Après le naufrage d’un bateau qui a fait au moins 78 morts parmi les migrants, les secouristes fouillaient les mers près de la Grèce jeudi, alors que les chances de retrouver des survivants diminuaient et que l’on craignait que des centaines d’autres, dont peut-être des enfants, aient péri dans la cale du bateau bondé.
Selon les informations disponibles, le bateau de pêche qui s’est retourné et a coulé tôt mercredi matin dans des eaux profondes à environ 80 km de la ville côtière de Pylos, dans le sud du pays, comptait entre 400 et 750 personnes à bord. Selon les autorités grecques, 104 personnes ont été ramenées à terre.
Un Syrien dont l’épouse a disparu attendait devant le poste des garde-côtes de la ville portuaire de Kalamata où les survivants ont été envoyés.
Kassam Abozeed, qui réside en Allemagne, a déclaré que sa femme Israa ne l’avait pas contacté depuis huit jours. L’homme de 34 ans a déclaré qu’elle avait payé 4 500 dollars (4 124 euros) pour voyager en bateau et a montré une photo d’elle sur son téléphone.
Les corps des victimes ont été envoyés dans un cimetière proche d’Athènes pour y subir des tests ADN, les recherches n’ayant pas permis de retrouver de corps depuis plus de 24 heures. Selon les autorités gouvernementales, les chances de retrouver le navire coulé sont minces en raison de la profondeur de l’eau.
Neuf Égyptiens ont été arrêtés, selon un représentant du ministère des transports maritimes. Selon des témoins oculaires, le navire a quitté l’Égypte et a fait escale dans le port de Tobrouk, en Libye, avant de naviguer vers l’Italie, d’après la chaîne de télévision grecque Skai.
Le bateau de 20 à 30 mètres (65 à 100 pieds) aurait pu contenir 750 personnes, selon une organisation européenne d’aide au sauvetage. Selon l’Organisation internationale pour les migrations (OIM) des Nations unies, les premières indications suggèrent que 400 personnes pourraient se trouver à bord. Le HCR, l’agence nationale pour les réfugiés, a indiqué que des centaines de personnes pourraient être portées disparues.
“Le naufrage au large de Pylos est l’une des plus grandes tragédies maritimes de mémoire récente en Méditerranée”, a déclaré à Reuters Maria Clara, représentante du HCR en Grèce.

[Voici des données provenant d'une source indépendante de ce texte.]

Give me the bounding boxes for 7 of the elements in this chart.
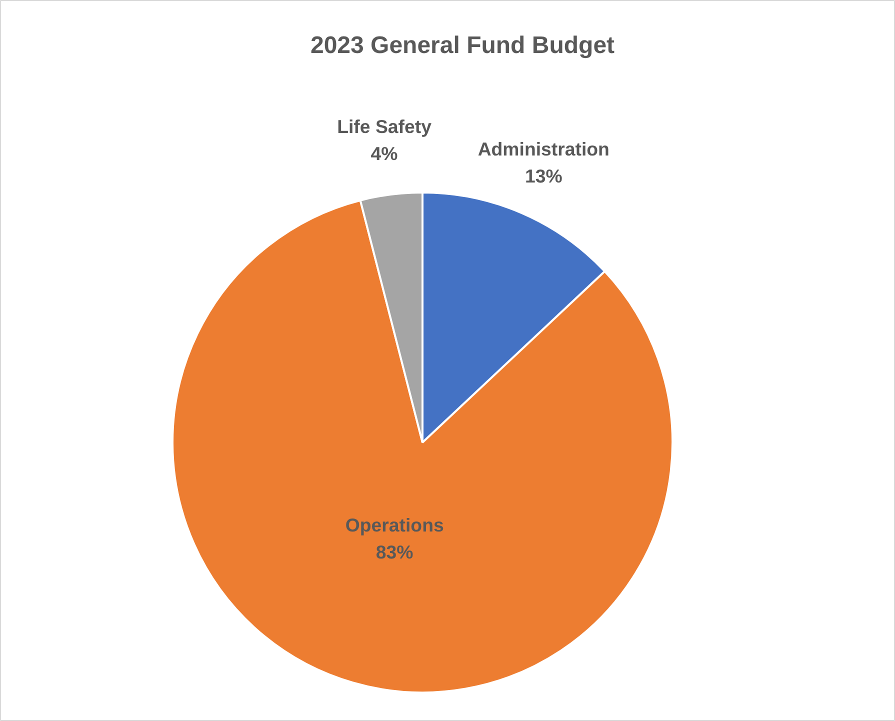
chart-title: 2023 General Fund Budget <box>310 32 615 59</box>
slice-label: Administration <box>478 138 610 160</box>
data-label: 4% <box>370 143 398 164</box>
data-label: 13% <box>524 166 563 187</box>
slice-label: Operations <box>345 514 444 536</box>
data-label: 83% <box>376 542 414 563</box>
slice-label: Life Safety <box>337 116 432 137</box>
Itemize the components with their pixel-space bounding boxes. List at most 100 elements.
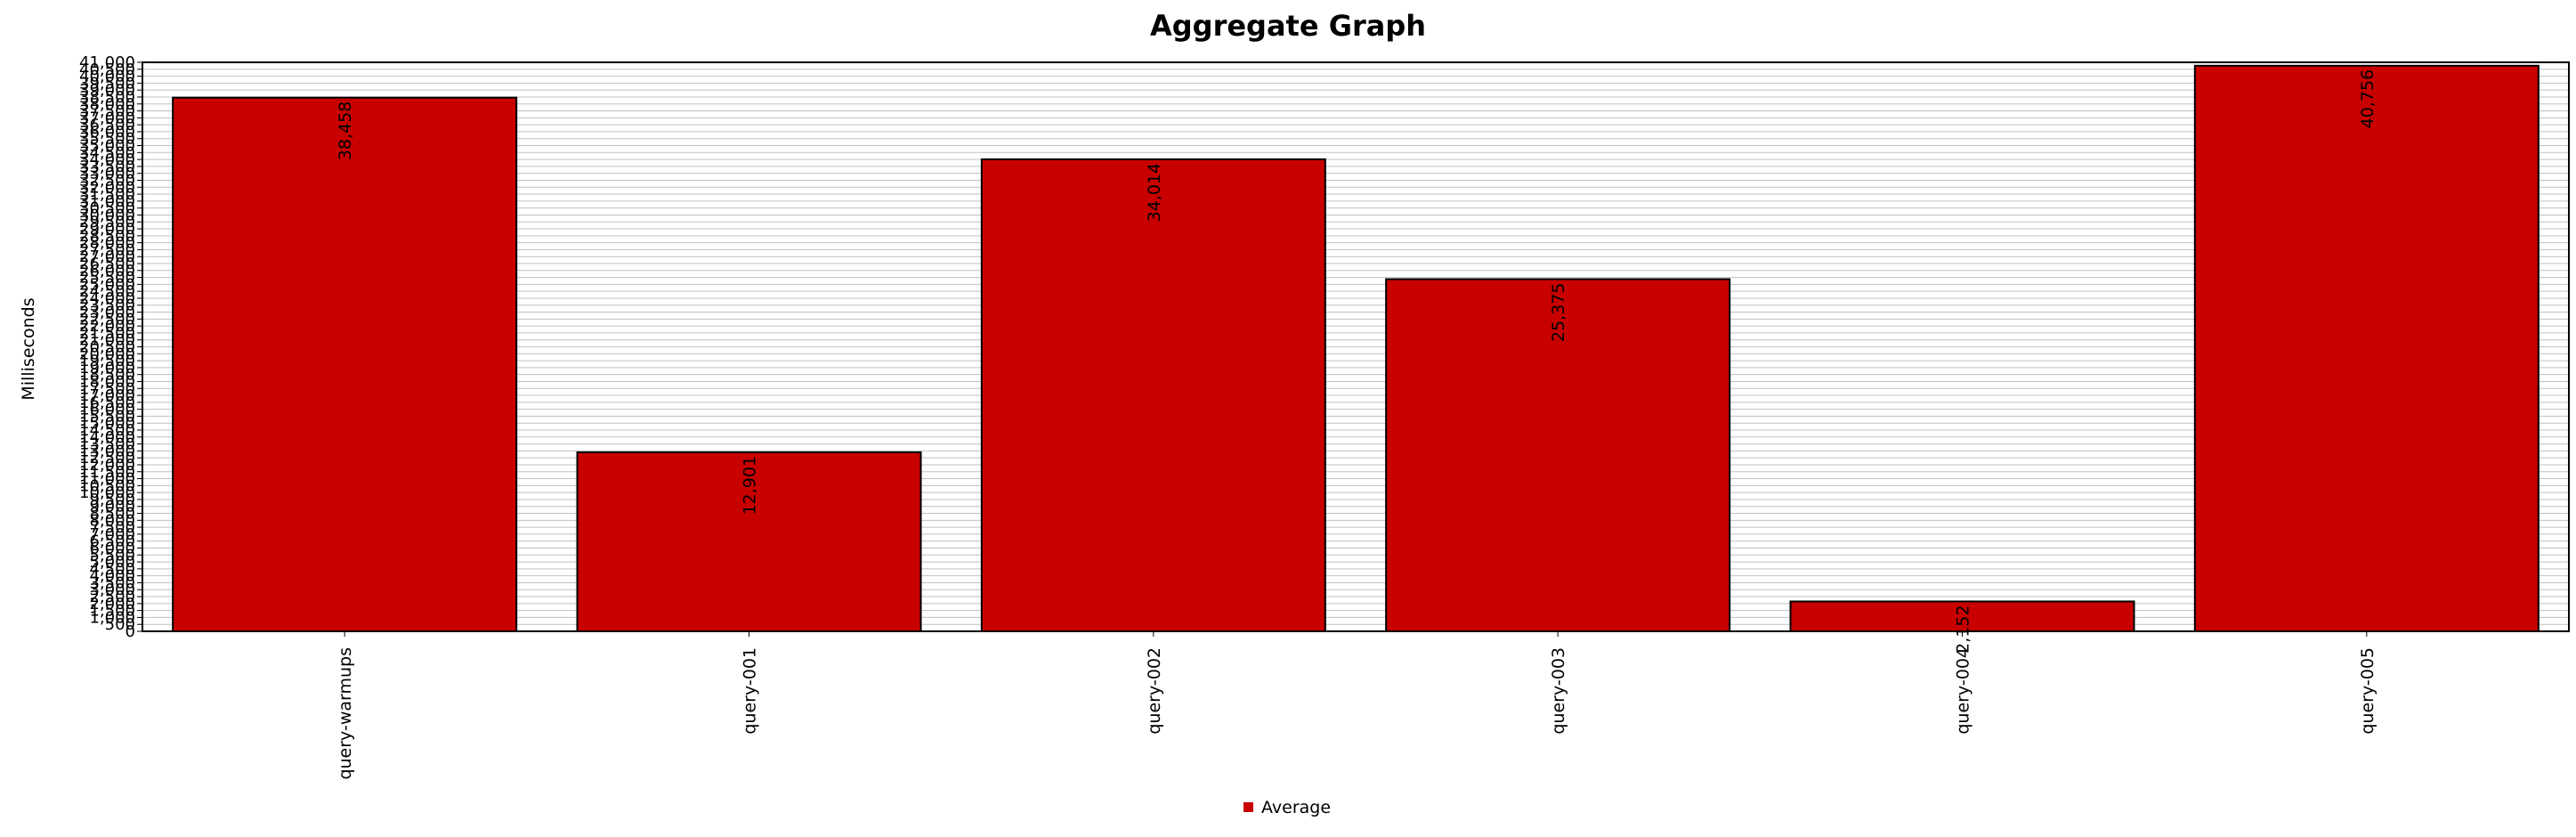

Le pape François a été “profondément consterné d’apprendre le naufrage (…) avec ses pertes humaines dévastatrices”, a déclaré le Vatican dans un communiqué. Le pape François s’est rendu en Grèce il y a deux ans pour sensibiliser à la situation des réfugiés.
Nawal Soufi, militante indépendante en faveur des réfugiés, a affirmé dans une publication sur Facebook qu’elle avait parlé avec des migrants à bord du navire depuis tôt mardi matin jusqu’à 23 heures.
“Pendant tout ce temps, ils m’ont demandé ce qu’ils devaient faire et je leur ai répété que l’aide grecque viendrait. Lors de ce dernier appel, l’homme à qui je parlais m’a dit expressément : ‘J’ai l’impression que c’est notre dernière nuit en vie'”, a-t-elle écrit.
La Grèce est l’un des principaux points d’entrée pour les réfugiés et les migrants du Moyen-Orient, d’Asie et d’Afrique.
Selon des photos aériennes fournies par les autorités grecques, des centaines de personnes ont été vues sur les ponts supérieur et inférieur du bateau, regardant vers le haut dans les heures qui ont précédé le naufrage. Certaines d’entre elles avaient les bras levés.
De nombreux manifestants de gauche se sont rassemblés à Athènes et à Thessalonique, dans le nord du pays, dans la nuit de jeudi à vendredi pour réclamer un assouplissement de la législation européenne en matière d’immigration. La police d’Athènes a fait usage de gaz lacrymogènes pour disperser un groupe de manifestants qui leur lançaient des bombes à essence.
À Kalamata, les manifestants ont défilé devant le refuge pour migrants. “Larmes de crocodile ! Non au pacte de l’UE sur les migrations”, pouvait-on lire sur une banderole.
Selon le dirigeant socialiste grec Alexis Tsipras, qui a été premier ministre de 2015 à 2019 au plus fort de la crise migratoire en Europe, la politique d’immigration de l’UE “transforme la Méditerranée, nos mers, en tombes aquatiques”, a-t-il déclaré lors d’une visite à Kalamata jeudi.